= Bhira Kheri =

Town in Uttar Pradesh, India

Bhira Kheri is a town located in the Lakhimpur Kheri district of Lucknow division, in the Uttar Pradesh state of India. It is situated 35 km away from the Indo-Nepal border.

Bhira is the largest nagar panchayat, in terms of area, in the Lakhimpur Kheri district.

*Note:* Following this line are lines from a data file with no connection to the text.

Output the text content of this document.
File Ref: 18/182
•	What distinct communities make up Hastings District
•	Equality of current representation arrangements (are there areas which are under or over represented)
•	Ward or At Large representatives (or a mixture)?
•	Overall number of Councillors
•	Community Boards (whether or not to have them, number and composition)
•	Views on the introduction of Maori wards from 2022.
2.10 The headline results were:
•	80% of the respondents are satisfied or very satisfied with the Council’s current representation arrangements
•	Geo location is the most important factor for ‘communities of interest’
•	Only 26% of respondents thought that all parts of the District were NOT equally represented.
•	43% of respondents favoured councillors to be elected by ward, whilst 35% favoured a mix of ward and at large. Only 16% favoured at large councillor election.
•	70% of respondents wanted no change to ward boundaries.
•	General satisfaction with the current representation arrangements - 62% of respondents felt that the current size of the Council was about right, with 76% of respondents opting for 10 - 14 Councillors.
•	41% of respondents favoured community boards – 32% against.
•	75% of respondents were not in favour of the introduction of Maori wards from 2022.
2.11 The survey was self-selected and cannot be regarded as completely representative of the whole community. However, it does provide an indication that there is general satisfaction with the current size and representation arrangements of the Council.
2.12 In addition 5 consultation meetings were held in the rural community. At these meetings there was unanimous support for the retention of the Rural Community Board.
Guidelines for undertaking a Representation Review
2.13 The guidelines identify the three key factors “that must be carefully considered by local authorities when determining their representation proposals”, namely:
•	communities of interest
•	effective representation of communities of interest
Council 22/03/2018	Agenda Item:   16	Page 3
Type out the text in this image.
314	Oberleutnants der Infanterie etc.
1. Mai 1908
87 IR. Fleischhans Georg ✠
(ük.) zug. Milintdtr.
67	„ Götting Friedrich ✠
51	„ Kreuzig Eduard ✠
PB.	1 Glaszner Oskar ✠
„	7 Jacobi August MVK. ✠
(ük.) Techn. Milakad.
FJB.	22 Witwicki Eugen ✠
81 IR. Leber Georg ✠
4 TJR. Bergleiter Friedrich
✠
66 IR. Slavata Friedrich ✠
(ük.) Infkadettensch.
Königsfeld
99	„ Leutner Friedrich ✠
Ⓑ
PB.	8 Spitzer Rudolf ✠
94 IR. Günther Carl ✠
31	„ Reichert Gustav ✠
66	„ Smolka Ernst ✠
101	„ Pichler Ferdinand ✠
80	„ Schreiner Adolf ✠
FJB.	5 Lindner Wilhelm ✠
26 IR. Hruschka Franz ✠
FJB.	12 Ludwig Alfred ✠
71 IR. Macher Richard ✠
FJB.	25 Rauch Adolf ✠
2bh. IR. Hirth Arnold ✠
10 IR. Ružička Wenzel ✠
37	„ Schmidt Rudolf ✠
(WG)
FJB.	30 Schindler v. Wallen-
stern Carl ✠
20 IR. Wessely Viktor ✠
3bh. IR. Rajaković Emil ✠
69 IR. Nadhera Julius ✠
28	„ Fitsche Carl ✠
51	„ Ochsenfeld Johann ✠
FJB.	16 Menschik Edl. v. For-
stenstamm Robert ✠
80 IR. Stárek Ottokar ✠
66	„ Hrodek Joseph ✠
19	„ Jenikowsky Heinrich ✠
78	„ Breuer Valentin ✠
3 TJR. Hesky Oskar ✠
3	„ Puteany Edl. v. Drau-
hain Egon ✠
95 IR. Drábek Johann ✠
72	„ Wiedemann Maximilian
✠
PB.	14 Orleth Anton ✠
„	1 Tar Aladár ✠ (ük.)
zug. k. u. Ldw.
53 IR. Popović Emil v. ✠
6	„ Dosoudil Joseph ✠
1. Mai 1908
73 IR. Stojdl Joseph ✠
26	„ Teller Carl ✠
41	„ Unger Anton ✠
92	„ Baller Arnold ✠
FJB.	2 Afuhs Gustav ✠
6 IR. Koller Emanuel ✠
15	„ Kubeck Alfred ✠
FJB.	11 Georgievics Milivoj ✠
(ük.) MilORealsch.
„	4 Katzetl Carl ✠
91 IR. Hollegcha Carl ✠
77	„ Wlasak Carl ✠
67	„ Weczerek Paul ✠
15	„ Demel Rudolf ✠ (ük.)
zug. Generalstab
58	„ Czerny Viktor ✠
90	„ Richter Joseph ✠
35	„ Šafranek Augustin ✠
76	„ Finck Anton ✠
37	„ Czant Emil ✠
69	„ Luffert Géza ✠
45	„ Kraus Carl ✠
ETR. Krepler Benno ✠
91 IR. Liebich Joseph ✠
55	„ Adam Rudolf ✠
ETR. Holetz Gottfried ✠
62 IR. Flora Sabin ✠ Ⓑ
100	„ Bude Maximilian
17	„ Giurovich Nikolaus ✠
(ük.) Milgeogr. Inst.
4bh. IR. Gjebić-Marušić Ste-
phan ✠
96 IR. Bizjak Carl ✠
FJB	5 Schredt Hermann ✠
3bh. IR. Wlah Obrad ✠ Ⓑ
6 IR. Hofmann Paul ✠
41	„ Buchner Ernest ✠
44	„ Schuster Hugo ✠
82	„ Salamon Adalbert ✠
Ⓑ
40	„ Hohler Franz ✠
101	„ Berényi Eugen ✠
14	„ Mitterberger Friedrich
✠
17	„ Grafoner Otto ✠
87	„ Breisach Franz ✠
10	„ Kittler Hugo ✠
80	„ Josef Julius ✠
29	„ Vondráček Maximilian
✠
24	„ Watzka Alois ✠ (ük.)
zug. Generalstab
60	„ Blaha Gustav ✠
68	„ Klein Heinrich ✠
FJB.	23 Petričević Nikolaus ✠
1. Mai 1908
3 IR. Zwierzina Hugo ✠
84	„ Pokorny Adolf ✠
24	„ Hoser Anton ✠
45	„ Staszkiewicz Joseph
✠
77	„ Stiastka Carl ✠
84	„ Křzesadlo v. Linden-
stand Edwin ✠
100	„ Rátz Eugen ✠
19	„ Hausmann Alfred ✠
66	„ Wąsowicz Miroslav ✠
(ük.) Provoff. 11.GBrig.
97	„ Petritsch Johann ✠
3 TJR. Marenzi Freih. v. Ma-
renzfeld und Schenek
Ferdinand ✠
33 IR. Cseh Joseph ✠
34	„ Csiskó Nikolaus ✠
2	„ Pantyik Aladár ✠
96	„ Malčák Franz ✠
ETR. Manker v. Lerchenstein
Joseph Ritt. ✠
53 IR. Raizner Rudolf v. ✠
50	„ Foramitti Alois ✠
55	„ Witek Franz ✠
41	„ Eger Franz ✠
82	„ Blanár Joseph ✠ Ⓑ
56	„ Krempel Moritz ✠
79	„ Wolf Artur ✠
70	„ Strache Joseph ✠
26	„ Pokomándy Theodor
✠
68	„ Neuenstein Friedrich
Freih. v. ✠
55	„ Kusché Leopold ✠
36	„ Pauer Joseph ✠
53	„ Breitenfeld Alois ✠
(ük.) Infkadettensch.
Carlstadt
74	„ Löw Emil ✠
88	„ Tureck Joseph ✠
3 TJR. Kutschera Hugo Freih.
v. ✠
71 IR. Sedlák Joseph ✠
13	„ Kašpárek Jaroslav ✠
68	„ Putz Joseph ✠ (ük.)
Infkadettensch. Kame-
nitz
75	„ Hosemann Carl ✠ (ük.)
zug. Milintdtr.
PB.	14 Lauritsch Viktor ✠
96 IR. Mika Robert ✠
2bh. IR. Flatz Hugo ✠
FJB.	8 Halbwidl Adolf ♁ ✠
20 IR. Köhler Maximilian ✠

It is rich in natural resources with lush green scenery. The main source of water is the Sarda River.

== Geography ==
- Latitude : 27.6 to 28.6 (North)
- Longitude : 80.34 to 81.30 (East)

It shares its boundaries with:
- North – Palia Kalan (15km)
- West – Kishanpur forest (2km)
- South – Mailani (16km)
- East – Bijua (15km).

== Government and politics ==

- Parliamentary Constituencies - Kheri (Lok Sabha constituency)
- Tehsils - Palia.
- Blocks - Bijuwa.
- Nagar Panchayat-Bhira.

Nagar Panchayat Chairman - Mrs. Charu Shukla W/O Mr.Sanjay Shukla

== Education ==
Education is available at the Junior and Senior Basic Schools, Senior Secondary Schools and college level. Secondary schools include Vivekanand Academy (ICSE), Maharaja Agarsen Academy, Akal Academy Santgarh, Global Academy, Faith Academy, Chhaju Ram Cane Growers Inter College & Zila Panchayat Inter College Aadarsh Janta inter college. There are also degree colleges such as Manmeet Nagar degree college, Smrati Mahavidyalaya and One Beat Medical College.

== Economy ==
Bhira-Kheri is home to small and medium-sized industries helping the economy and boosting employment. Nearby rice mills and sugar mills are important sources of employment; the Bajaj Hindustan Sugar Mill is just 15 km away. Groceries, garments, jewelry, stationary, and more are available at the Bhira-Kheri market.

== Food ==
Bhira-Kheri has many street vendors and restaurants serving local delicacies. Mirch-ka-pakora and Gobhi-ka-Pakora are among the most popular food among locals.